Brain... musicalmente ti seguo a ruota


----------



## Splendidi Incisivi (23 Luglio 2013)

esjie ha scritto:


> Penso abbia ascoltato abbastanza musica classica da poter dire questo, piuttosto che considerare la musica classica come intoccabile per partito preso.


.


----------



## Prinz (23 Luglio 2013)

E' risaputo che Allevi è un fenomeno costruito e musicalmente del tutto inutile e privo di contenuti. Provate a chiedere ad un qualsiasi diplomato al conservatorio cosa ne pensa delle composizioni di Allevi


----------



## #Dodo90# (23 Luglio 2013)

Ma Allevi chi cavolo è? LOL Se non fosse per la pubblicità della Punto non lo conoscerebbe nessuno. Poi il suo è un discorso esclusivamente economico: "la musica classica è un genere di nicchia, quindi posso fare meno soldi rispetto ad un genere meno impegnato". Dire che Beethoven non ha ritmo, dai....


----------



## Albijol (23 Luglio 2013)

E' un ascolano e con questo ho detto tutto


----------



## Fabriman94 (24 Luglio 2013)

Prinz ha scritto:


> E' risaputo che Allevi è un fenomeno costruito e musicalmente del tutto inutile e privo di contenuti. Provate a chiedere ad un qualsiasi diplomato al conservatorio cosa ne pensa delle composizioni di Allevi


Va bene se tra i diplomati al conservatorio lo chiedo a lui ?


----------



## Prinz (24 Luglio 2013)

esjie ha scritto:


> Penso abbia ascoltato abbastanza musica classica da poter dire questo, piuttosto che considerare la musica classica come intoccabile per partito preso.
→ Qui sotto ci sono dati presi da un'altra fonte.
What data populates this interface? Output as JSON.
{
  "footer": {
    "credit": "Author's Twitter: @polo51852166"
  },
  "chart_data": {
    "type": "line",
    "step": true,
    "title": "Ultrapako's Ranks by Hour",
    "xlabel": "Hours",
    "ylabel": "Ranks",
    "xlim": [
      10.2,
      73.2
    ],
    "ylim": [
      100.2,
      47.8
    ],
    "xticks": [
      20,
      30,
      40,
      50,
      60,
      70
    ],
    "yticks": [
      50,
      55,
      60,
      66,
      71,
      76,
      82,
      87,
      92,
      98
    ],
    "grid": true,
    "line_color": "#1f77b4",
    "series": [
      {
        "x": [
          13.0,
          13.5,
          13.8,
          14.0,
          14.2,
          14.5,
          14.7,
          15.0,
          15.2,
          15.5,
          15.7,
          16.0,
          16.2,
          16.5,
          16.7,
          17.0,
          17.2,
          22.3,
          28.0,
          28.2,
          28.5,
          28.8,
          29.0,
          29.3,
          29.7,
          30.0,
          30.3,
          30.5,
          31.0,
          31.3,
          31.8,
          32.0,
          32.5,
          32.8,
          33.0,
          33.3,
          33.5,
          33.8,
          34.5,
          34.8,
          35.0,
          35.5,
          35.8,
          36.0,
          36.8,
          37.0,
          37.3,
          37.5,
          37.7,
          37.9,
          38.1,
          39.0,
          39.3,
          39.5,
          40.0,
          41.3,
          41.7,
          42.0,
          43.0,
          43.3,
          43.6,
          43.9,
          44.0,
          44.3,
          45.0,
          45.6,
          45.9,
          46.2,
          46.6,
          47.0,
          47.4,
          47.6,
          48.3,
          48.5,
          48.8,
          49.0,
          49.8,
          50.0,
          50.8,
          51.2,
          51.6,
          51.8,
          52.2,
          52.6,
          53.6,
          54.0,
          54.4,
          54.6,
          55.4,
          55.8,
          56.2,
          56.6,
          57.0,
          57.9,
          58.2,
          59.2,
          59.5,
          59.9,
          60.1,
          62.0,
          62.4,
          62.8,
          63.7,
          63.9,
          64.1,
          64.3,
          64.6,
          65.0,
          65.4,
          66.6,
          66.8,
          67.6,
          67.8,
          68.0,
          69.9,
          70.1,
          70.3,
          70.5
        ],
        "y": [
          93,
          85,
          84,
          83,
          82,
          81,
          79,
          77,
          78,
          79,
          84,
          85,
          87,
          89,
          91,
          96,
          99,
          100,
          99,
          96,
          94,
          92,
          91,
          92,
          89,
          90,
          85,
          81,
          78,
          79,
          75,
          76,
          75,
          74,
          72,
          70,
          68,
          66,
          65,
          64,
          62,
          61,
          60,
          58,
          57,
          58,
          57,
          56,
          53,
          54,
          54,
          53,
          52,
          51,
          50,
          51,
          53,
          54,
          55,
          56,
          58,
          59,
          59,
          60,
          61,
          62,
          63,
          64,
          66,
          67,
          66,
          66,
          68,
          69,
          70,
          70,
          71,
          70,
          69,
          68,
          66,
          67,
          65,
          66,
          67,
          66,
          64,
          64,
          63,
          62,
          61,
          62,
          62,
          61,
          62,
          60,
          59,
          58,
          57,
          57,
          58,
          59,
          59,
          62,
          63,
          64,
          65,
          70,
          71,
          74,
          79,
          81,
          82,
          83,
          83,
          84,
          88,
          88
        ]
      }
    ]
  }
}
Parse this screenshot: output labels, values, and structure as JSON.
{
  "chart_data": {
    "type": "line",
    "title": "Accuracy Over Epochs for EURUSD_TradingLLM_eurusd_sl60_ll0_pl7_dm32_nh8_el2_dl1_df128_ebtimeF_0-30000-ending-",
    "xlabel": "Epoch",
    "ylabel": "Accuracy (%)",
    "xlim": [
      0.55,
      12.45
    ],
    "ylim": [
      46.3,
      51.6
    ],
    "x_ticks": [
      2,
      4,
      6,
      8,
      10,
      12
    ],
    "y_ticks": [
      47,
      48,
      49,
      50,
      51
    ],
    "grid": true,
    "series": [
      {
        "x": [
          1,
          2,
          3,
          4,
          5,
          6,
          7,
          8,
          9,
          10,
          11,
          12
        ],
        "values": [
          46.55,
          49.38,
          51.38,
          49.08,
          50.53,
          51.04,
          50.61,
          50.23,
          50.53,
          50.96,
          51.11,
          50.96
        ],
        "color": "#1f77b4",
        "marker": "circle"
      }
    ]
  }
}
Nessuno che abbia ascoltato seriamente un minimo di classica potrebbe mai spingersi a concepire una simile cretinata. L'unica differenza di ritmo tra Jovanotti e Beethoven è che il primo conosce solo il canonico 4/4 che tanto piace alla gente e la fa ballare, il secondo componeva cose come l'allegretto della Settima, basato sulla scansione metrica di versi classici greci come il dattilo o lo spondeo. E sarebbe Beethoven quello aritmico? Se la gente non sa andare oltre il 4/4 il problema è loro, non certo di Beethoven.


----------



## Fabriman94 (24 Luglio 2013)

Prinz ha scritto:


> Nessuno che abbia ascoltato seriamente un minimo di classica potrebbe mai spingersi a concepire una simile cretinata. L'unica differenza di ritmo tra Jovanotti e Beethoven è che il primo conosce solo il canonico 4/4 che tanto piace alla gente e la fa ballare, il secondo componeva cose come l'allegretto della Settima, basato sulla scansione metrica di versi classici greci come il dattilo o lo spondeo. E sarebbe Beethoven quello aritmico? Se la gente non sa andare oltre il 4/4 il problema è loro, non certo di Beethoven.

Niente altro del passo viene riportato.